Fargo, N.D. — Erxi Wu, assistant professor of pharmaceutical sciencesat NDSU co-wrote two articles, “Therapeutic potential of perineural invasion, hypoxia and desmoplasia in pancreatic cancer” and “The cancer-stroma interaction: a potential approach for pancreatic cancer treatment,” which have been accepted by Current Pharmaceutical Design. The papers will appear in the issue “Targeted Therapies for Pancreatic Cancer” for Current Pharmaceutical Design.
The first paper describes the main players in perineural invasion, hypoxia and desmoplasia and the molecular mechanisms of these pathophysiological processes. Wu said pancreatic cancer is one of the most fatal human malignancies. Though a relatively rare malignancy, it remains one of the deadliest tumors with an extremely high mortality rate. Pancreatic cancer responds poorly to conventional therapies, including chemotherapy and irradiation. Tumor-specific targeted therapy is a relatively recent addition to the arsenal of anti-cancer therapies. It is important to find novel targets to distinguish tumor cells from their normal counterparts in therapeutic approaches. In the past few decades, studies have revealed the molecular mechanisms of pancreatic tumorigenesis, growth, invasion and metastasis. The proteins that participate in the pathophysiological processes of pancreatic cancer might be potential targets for therapy.
The second review paper describes that the interaction between the cancer and the stroma plays a key role in the development of pancreatic cancer.

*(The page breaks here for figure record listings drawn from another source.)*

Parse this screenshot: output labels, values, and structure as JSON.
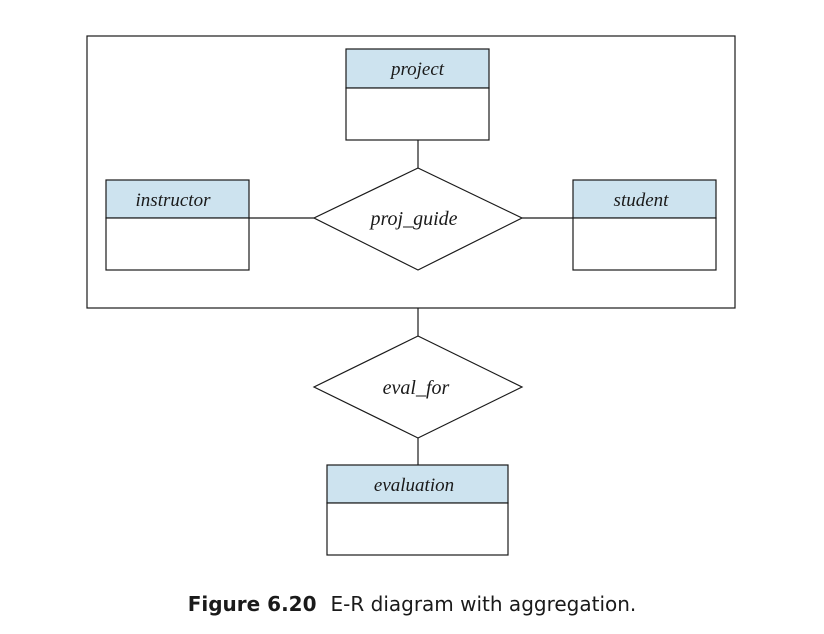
{
  "diagram": {
    "header_fill": "#cde3ef",
    "line_color": "#1a1a1a",
    "entities": {
      "project": "project",
      "instructor": "instructor",
      "student": "student",
      "evaluation": "evaluation"
    },
    "relationships": {
      "proj_guide": "proj_guide",
      "eval_for": "eval_for"
    }
  },
  "caption": {
    "figure_number": "Figure 6.20",
    "text": "E-R diagram with aggregation."
  }
}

The desmoplasia, which consists of fibroblasts, pancreatic stellate cells, lymphatic and vascular endothelial cells, immune cells, pathologic increased nerves and the extracellular matrix, creates a complex tumor microenvironment that promotes pancreatic cancer development, invasion, metastasis and resistance to chemotherapy. Thus, the potential approach for targeting the components of this desmoplastic reaction or the pancreatic tumor microenvironment might represent a novel therapeutic approach to advanced pancreatic carcinoma. Novel therapies that target on the pancreatic tumor microenvironment should become one of the more effective treatments for pancreatic cancer.

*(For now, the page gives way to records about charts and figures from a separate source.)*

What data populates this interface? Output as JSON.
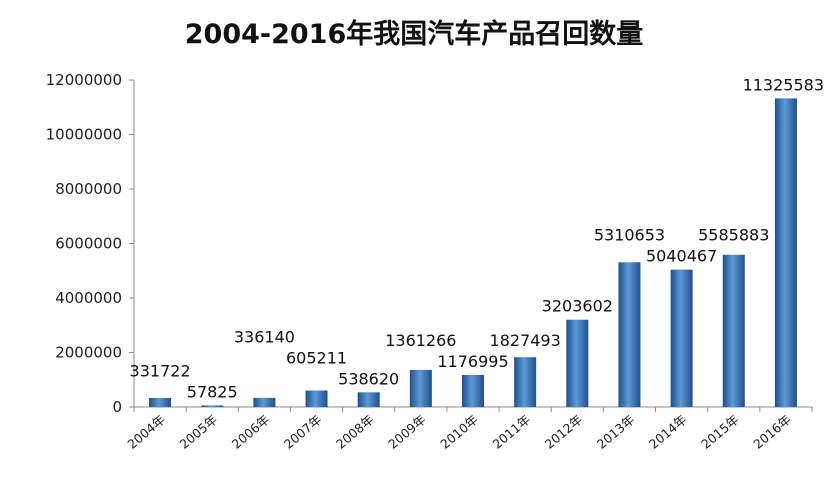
{
  "chart_data": {
    "type": "bar",
    "title": "2004-2016年我国汽车产品召回数量",
    "xlabel": "",
    "ylabel": "",
    "categories": [
      "2004年",
      "2005年",
      "2006年",
      "2007年",
      "2008年",
      "2009年",
      "2010年",
      "2011年",
      "2012年",
      "2013年",
      "2014年",
      "2015年",
      "2016年"
    ],
    "values": [
      331722,
      57825,
      336140,
      605211,
      538620,
      1361266,
      1176995,
      1827493,
      3203602,
      5310653,
      5040467,
      5585883,
      11325583
    ],
    "data_labels": [
      "331722",
      "57825",
      "336140",
      "605211",
      "538620",
      "1361266",
      "1176995",
      "1827493",
      "3203602",
      "5310653",
      "5040467",
      "5585883",
      "11325583"
    ],
    "ylim": [
      0,
      12000000
    ],
    "yticks": [
      "0",
      "2000000",
      "4000000",
      "6000000",
      "8000000",
      "10000000",
      "12000000"
    ],
    "grid": false,
    "legend": "none",
    "bar_color": "#3a74b8",
    "bar_color_light": "#5c9ad8",
    "bar_color_dark": "#1f4f8c",
    "axis_color": "#8c8c8c"
  }
}
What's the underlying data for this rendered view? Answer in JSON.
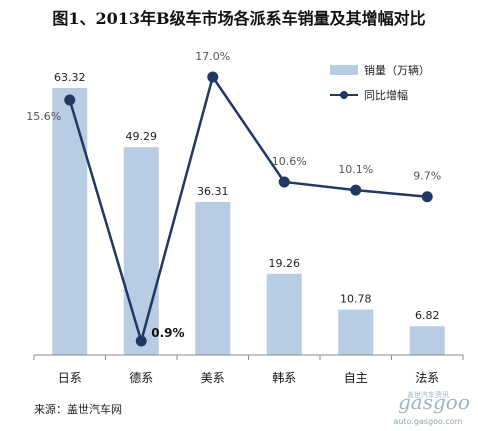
{
  "chart_data": {
    "type": "bar+line",
    "title": "图1、2013年B级车市场各派系车销量及其增幅对比",
    "categories": [
      "日系",
      "德系",
      "美系",
      "韩系",
      "自主",
      "法系"
    ],
    "series": [
      {
        "name": "销量（万辆）",
        "type": "bar",
        "values": [
          63.32,
          49.29,
          36.31,
          19.26,
          10.78,
          6.82
        ],
        "labels": [
          "63.32",
          "49.29",
          "36.31",
          "19.26",
          "10.78",
          "6.82"
        ],
        "color": "#b8cce4"
      },
      {
        "name": "同比增幅",
        "type": "line",
        "values": [
          15.6,
          0.9,
          17.0,
          10.6,
          10.1,
          9.7
        ],
        "labels": [
          "15.6%",
          "0.9%",
          "17.0%",
          "10.6%",
          "10.1%",
          "9.7%"
        ],
        "color": "#1f3864"
      }
    ],
    "legend_position": "top-right",
    "grid": false
  },
  "source": "来源：盖世汽车网",
  "watermark": {
    "logo": "gasgoo",
    "sub": "盖世汽车资讯",
    "url": "auto.gasgoo.com"
  }
}
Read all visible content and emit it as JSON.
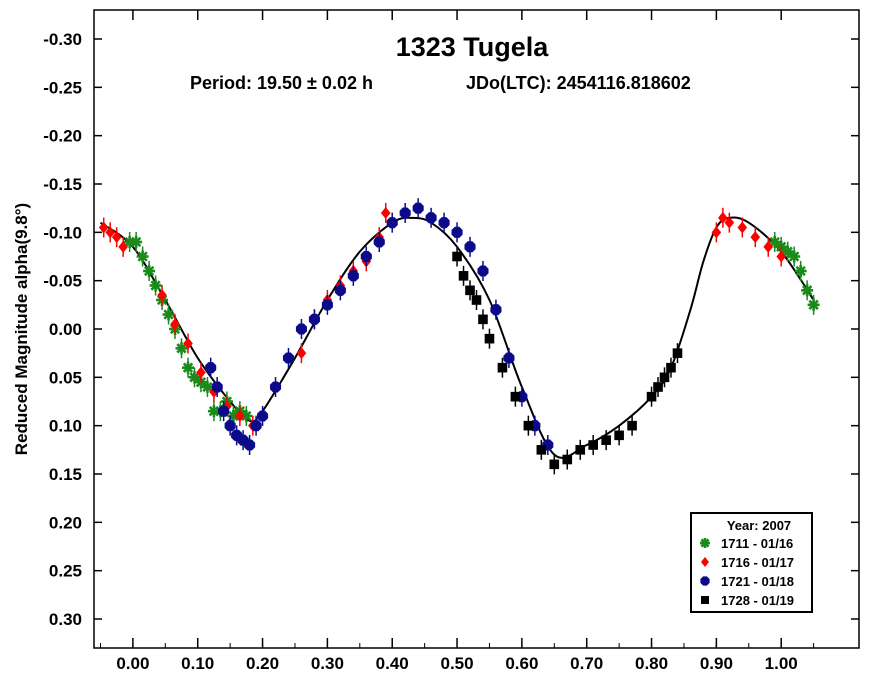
{
  "chart_data": {
    "type": "scatter",
    "title": "1323 Tugela",
    "subtitle_period": "Period: 19.50 ± 0.02 h",
    "subtitle_epoch": "JDo(LTC): 2454116.818602",
    "xlabel": "",
    "ylabel": "Reduced Magnitude alpha(9.8°)",
    "xlim": [
      -0.06,
      1.12
    ],
    "ylim": [
      0.33,
      -0.33
    ],
    "x_ticks": [
      0.0,
      0.1,
      0.2,
      0.3,
      0.4,
      0.5,
      0.6,
      0.7,
      0.8,
      0.9,
      1.0
    ],
    "x_tick_labels": [
      "0.00",
      "0.10",
      "0.20",
      "0.30",
      "0.40",
      "0.50",
      "0.60",
      "0.70",
      "0.80",
      "0.90",
      "1.00"
    ],
    "y_ticks": [
      -0.3,
      -0.25,
      -0.2,
      -0.15,
      -0.1,
      -0.05,
      0.0,
      0.05,
      0.1,
      0.15,
      0.2,
      0.25,
      0.3
    ],
    "y_tick_labels": [
      "-0.30",
      "-0.25",
      "-0.20",
      "-0.15",
      "-0.10",
      "-0.05",
      "0.00",
      "0.05",
      "0.10",
      "0.15",
      "0.20",
      "0.25",
      "0.30"
    ],
    "grid": false,
    "legend": {
      "placement": "bottom-right",
      "title": "Year: 2007",
      "entries": [
        {
          "label": "1711 - 01/16",
          "color": "#1a8a1a",
          "marker": "asterisk"
        },
        {
          "label": "1716 - 01/17",
          "color": "#ff0000",
          "marker": "diamond"
        },
        {
          "label": "1721 - 01/18",
          "color": "#0a0a8a",
          "marker": "hexagon"
        },
        {
          "label": "1728 - 01/19",
          "color": "#000000",
          "marker": "square"
        }
      ]
    },
    "fit_curve": {
      "color": "#000000",
      "x": [
        -0.05,
        0.0,
        0.05,
        0.1,
        0.15,
        0.18,
        0.2,
        0.25,
        0.3,
        0.35,
        0.4,
        0.43,
        0.46,
        0.5,
        0.55,
        0.6,
        0.65,
        0.7,
        0.75,
        0.8,
        0.83,
        0.86,
        0.88,
        0.9,
        0.92,
        0.95,
        1.0,
        1.05
      ],
      "y": [
        -0.11,
        -0.085,
        -0.03,
        0.03,
        0.075,
        0.095,
        0.085,
        0.03,
        -0.03,
        -0.08,
        -0.11,
        -0.115,
        -0.11,
        -0.085,
        -0.03,
        0.06,
        0.13,
        0.12,
        0.1,
        0.07,
        0.04,
        -0.02,
        -0.07,
        -0.105,
        -0.115,
        -0.11,
        -0.08,
        -0.03
      ]
    },
    "series": [
      {
        "name": "1711 - 01/16",
        "color": "#1a8a1a",
        "marker": "asterisk",
        "x": [
          -0.005,
          0.005,
          0.015,
          0.025,
          0.035,
          0.045,
          0.055,
          0.065,
          0.075,
          0.085,
          0.095,
          0.105,
          0.115,
          0.125,
          0.135,
          0.145,
          0.155,
          0.165,
          0.175,
          0.99,
          1.0,
          1.01,
          1.02,
          1.03,
          1.04,
          1.05
        ],
        "y": [
          -0.09,
          -0.09,
          -0.075,
          -0.06,
          -0.045,
          -0.03,
          -0.015,
          0.0,
          0.02,
          0.04,
          0.05,
          0.055,
          0.06,
          0.085,
          0.085,
          0.075,
          0.09,
          0.085,
          0.09,
          -0.09,
          -0.085,
          -0.08,
          -0.075,
          -0.06,
          -0.04,
          -0.025
        ]
      },
      {
        "name": "1716 - 01/17",
        "color": "#ff0000",
        "marker": "diamond",
        "x": [
          -0.045,
          -0.035,
          -0.025,
          -0.015,
          0.045,
          0.065,
          0.085,
          0.105,
          0.125,
          0.145,
          0.165,
          0.185,
          0.26,
          0.28,
          0.3,
          0.32,
          0.34,
          0.36,
          0.38,
          0.39,
          0.9,
          0.91,
          0.92,
          0.94,
          0.96,
          0.98,
          1.0
        ],
        "y": [
          -0.105,
          -0.1,
          -0.095,
          -0.085,
          -0.035,
          -0.005,
          0.015,
          0.045,
          0.065,
          0.08,
          0.09,
          0.1,
          0.025,
          -0.01,
          -0.03,
          -0.045,
          -0.06,
          -0.07,
          -0.095,
          -0.12,
          -0.1,
          -0.115,
          -0.11,
          -0.105,
          -0.095,
          -0.085,
          -0.075
        ]
      },
      {
        "name": "1721 - 01/18",
        "color": "#0a0a8a",
        "marker": "hexagon",
        "x": [
          0.12,
          0.13,
          0.14,
          0.15,
          0.16,
          0.17,
          0.18,
          0.19,
          0.2,
          0.22,
          0.24,
          0.26,
          0.28,
          0.3,
          0.32,
          0.34,
          0.36,
          0.38,
          0.4,
          0.42,
          0.44,
          0.46,
          0.48,
          0.5,
          0.52,
          0.54,
          0.56,
          0.58,
          0.6,
          0.62,
          0.64
        ],
        "y": [
          0.04,
          0.06,
          0.085,
          0.1,
          0.11,
          0.115,
          0.12,
          0.1,
          0.09,
          0.06,
          0.03,
          0.0,
          -0.01,
          -0.025,
          -0.04,
          -0.055,
          -0.075,
          -0.09,
          -0.11,
          -0.12,
          -0.125,
          -0.115,
          -0.11,
          -0.1,
          -0.085,
          -0.06,
          -0.02,
          0.03,
          0.07,
          0.1,
          0.12
        ]
      },
      {
        "name": "1728 - 01/19",
        "color": "#000000",
        "marker": "square",
        "x": [
          0.5,
          0.51,
          0.52,
          0.53,
          0.54,
          0.55,
          0.57,
          0.59,
          0.61,
          0.63,
          0.65,
          0.67,
          0.69,
          0.71,
          0.73,
          0.75,
          0.77,
          0.8,
          0.81,
          0.82,
          0.83,
          0.84
        ],
        "y": [
          -0.075,
          -0.055,
          -0.04,
          -0.03,
          -0.01,
          0.01,
          0.04,
          0.07,
          0.1,
          0.125,
          0.14,
          0.135,
          0.125,
          0.12,
          0.115,
          0.11,
          0.1,
          0.07,
          0.06,
          0.05,
          0.04,
          0.025
        ]
      }
    ]
  }
}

“Both papers systematically summarize perineural invasion, hypoxia and desmoplasia as well as tumor-stroma interaction as potential approaches for pancreatic cancer treatment,” Wu said, “These two papers were co-written with the Ma lab at Xi’an Jiaotong University, China. Together with the Ma lab, we commit to finding cancer therapeutics and elucidating the mechanisms of the targeted therapy for pancreatic cancer, the fourth leading cause of cancer death.”
Current Pharmaceutical Design is published by Bentham Science Publishers and ranks 22nd among 249 pharmacology and pharmacy journals.